# east/escambia bay sharkin



## foreverfishing (Nov 30, 2012)

how far up east and Escambia bay have yall caught sharks? I know bulls can go anywhere deep enough so im just wondering where would be a good place to hit when I don't got the gas or time to make it to the surf. I fish garcon point a lot but that water is really shallow for more than 300 yards(as far as I can drop) 

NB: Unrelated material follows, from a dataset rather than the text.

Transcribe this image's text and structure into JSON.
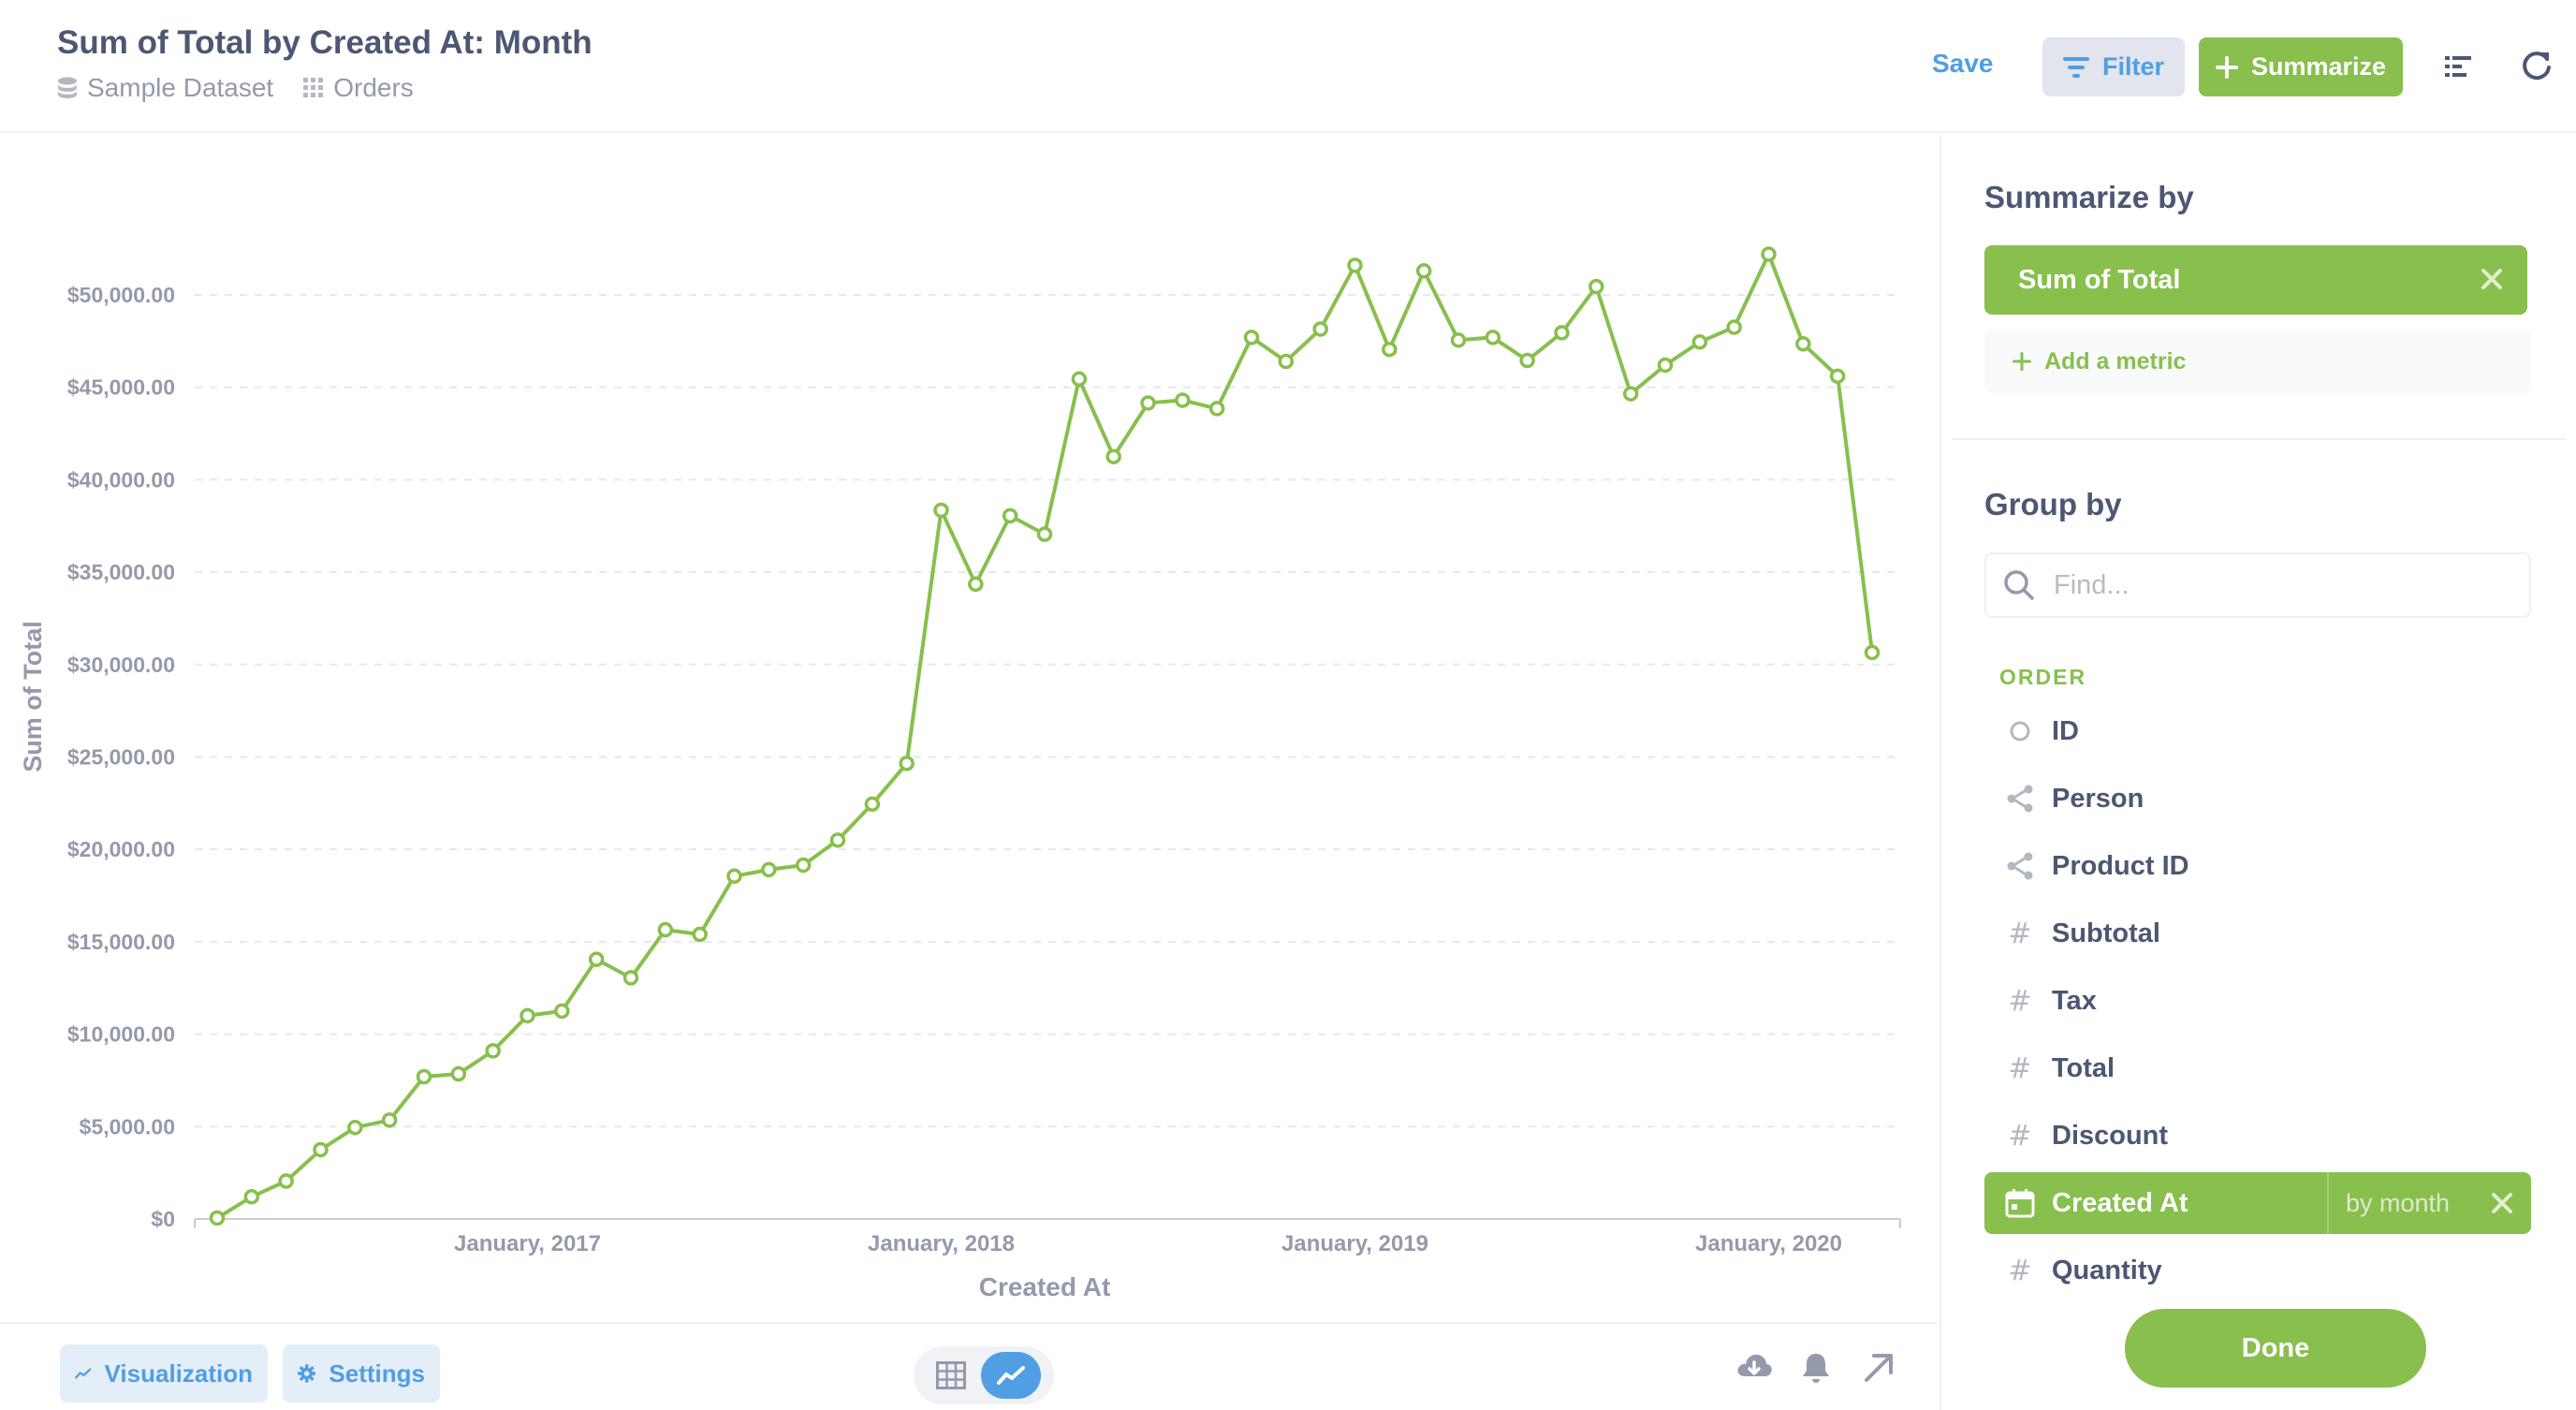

im not looking for any honey holes but does anybody know of any places that might be deep enough around either area?

thanks


----------



## jaster (Oct 7, 2007)

I have seen them up near the railroad bridge near I10, seen em near Garcon Point bridge. Caught them off Dickerson city years ago. They are there!!


----------



## foreverfishing (Nov 30, 2012)

jaster said:


> I have seen them up near the railroad bridge near I10, seen em near Garcon Point bridge. Caught them off Dickerson city years ago. They are there!!


thanks man. I think I might try Dickerson city. how far out do you think I need to drop there? ive waded out there pretty far. I don't think bulls care though.


----------



## CatHunter (Dec 31, 2008)

I have seen them up Escambia river.


----------



## foreverfishing (Nov 30, 2012)

CatHunter said:


> I have seen them up Escambia river.


on occasion or frequently?


----------



## grgrobards (Nov 15, 2011)

Floridatown.

Greg


----------



## CatHunter (Dec 31, 2008)

Late August they will be way up the rivers


----------